In 1916, more than 400 Mexican raiders led by Pancho Villa attacked Columbus, New Mexico, killing 18 Americans. During the First World War, Germany declared war on Portugal.

In 1918, writer Mickey Spillane, famous for his pulp detective novels, was born Frank Morrison Spillane in Brooklyn, New York.

In 1945, during World War II, U.S. B-29 bombers began launching incendiary bomb attacks against Tokyo, resulting in an estimated 100,000 deaths.

In 1954, CBS newsman Edward R. Murrow critically reviewed Wisconsin Sen. Joseph R. McCarthy's anti-communism campaign on "See It Now."

In 1964, the U.S. Supreme Court, in New York Times Co. v. Sullivan, raised the standard for public officials to prove they'd been libeled in their official capacity by news organizations.

In 1983, Margaret Heckler was sworn in as secretary of Health and Human Services, the same day Anne M. Burford resigned as head of the embattled Environmental Protection Agency.
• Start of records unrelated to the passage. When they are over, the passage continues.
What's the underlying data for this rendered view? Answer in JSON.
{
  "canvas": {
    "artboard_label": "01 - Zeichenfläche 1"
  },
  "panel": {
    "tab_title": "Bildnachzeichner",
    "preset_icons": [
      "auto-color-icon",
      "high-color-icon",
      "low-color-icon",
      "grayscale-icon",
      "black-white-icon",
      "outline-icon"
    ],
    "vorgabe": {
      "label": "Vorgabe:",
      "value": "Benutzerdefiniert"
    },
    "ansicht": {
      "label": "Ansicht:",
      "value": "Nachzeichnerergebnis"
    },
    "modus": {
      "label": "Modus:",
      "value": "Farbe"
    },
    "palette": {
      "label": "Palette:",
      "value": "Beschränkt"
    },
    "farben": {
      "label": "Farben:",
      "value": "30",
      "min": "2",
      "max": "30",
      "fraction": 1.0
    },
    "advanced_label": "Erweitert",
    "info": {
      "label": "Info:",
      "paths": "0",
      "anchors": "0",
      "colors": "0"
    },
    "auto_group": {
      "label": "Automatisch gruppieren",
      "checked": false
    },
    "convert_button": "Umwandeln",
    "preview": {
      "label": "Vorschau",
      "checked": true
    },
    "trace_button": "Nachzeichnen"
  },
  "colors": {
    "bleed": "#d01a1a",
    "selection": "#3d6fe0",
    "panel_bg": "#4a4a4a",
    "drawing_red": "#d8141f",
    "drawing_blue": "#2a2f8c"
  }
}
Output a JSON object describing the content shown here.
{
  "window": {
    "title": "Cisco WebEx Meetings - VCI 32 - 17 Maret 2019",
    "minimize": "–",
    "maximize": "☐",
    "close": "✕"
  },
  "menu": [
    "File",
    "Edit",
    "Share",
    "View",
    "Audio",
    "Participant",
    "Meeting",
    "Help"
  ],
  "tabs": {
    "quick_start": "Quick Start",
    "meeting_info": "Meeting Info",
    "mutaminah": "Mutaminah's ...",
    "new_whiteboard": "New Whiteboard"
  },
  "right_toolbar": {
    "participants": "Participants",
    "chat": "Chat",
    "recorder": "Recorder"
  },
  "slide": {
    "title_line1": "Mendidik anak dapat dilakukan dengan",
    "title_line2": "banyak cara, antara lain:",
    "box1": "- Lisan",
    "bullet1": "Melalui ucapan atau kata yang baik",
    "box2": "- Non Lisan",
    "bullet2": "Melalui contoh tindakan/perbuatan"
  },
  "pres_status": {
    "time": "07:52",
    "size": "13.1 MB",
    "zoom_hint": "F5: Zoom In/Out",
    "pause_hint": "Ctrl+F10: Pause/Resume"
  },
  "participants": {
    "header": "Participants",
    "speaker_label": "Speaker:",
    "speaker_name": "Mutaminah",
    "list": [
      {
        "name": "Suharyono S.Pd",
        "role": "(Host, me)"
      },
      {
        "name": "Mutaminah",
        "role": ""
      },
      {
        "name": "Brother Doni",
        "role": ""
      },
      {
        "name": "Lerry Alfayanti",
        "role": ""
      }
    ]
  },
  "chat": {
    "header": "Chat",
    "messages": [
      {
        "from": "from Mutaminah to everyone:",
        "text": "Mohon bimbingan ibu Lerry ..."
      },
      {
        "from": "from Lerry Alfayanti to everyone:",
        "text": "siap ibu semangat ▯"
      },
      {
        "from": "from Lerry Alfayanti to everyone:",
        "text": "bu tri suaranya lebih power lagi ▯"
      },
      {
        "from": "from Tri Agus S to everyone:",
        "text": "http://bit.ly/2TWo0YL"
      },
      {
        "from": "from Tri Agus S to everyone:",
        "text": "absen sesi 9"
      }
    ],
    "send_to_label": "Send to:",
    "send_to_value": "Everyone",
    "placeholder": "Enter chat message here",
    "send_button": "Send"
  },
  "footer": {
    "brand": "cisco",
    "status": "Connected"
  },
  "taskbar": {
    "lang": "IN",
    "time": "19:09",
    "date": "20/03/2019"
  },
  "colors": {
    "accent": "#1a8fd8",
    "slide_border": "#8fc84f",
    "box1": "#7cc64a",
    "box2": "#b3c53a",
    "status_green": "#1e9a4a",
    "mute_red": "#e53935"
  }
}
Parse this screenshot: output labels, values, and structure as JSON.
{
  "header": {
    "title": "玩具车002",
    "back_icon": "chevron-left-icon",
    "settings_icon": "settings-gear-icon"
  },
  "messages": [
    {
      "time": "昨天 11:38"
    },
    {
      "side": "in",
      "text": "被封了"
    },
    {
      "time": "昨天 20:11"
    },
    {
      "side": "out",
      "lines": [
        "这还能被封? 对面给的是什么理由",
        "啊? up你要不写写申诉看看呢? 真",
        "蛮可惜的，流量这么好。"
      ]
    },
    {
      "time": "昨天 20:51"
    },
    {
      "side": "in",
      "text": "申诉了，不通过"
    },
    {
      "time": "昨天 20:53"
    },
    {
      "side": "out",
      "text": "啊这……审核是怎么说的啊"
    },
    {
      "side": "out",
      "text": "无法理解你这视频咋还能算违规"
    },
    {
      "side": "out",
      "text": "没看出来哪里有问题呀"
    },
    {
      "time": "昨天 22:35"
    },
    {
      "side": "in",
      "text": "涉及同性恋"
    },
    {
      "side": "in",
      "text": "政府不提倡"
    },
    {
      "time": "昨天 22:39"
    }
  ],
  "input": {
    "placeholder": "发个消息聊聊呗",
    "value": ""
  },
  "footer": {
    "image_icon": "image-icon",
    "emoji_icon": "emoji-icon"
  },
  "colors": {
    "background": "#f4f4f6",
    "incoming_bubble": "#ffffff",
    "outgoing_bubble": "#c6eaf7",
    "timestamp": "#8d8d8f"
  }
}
In 1997, gangsta rapper The Notorious B.I.G. (Christopher Wallace) was killed in a still-unsolved drive-by shooting in Los Angeles; he was 24.

Ten years ago: Highway and utility crews worked overtime to recover from a huge storm that buried Ohio and other parts of the Midwest in snow and tore down power lines elsewhere.

Five years ago: During U.S. Defense Secretary Chuck Hagel's first trip to Afghanistan as defense chief, two suicide bombings, one outside the Afghan Defense Ministry and the other near a police checkpoint in eastern Khost province, killed at least 19 people; a Taliban spokesman said the blast outside the defense ministry was a message to the visiting Pentagon chief.

One year ago: Fox News Channel's parent company announced it had settled a sexual assault complaint made by Tamara Holder, a former network contributor; The New York Times said the company had fired an executive, Francisco Cortes, and paid more than $2.5 million.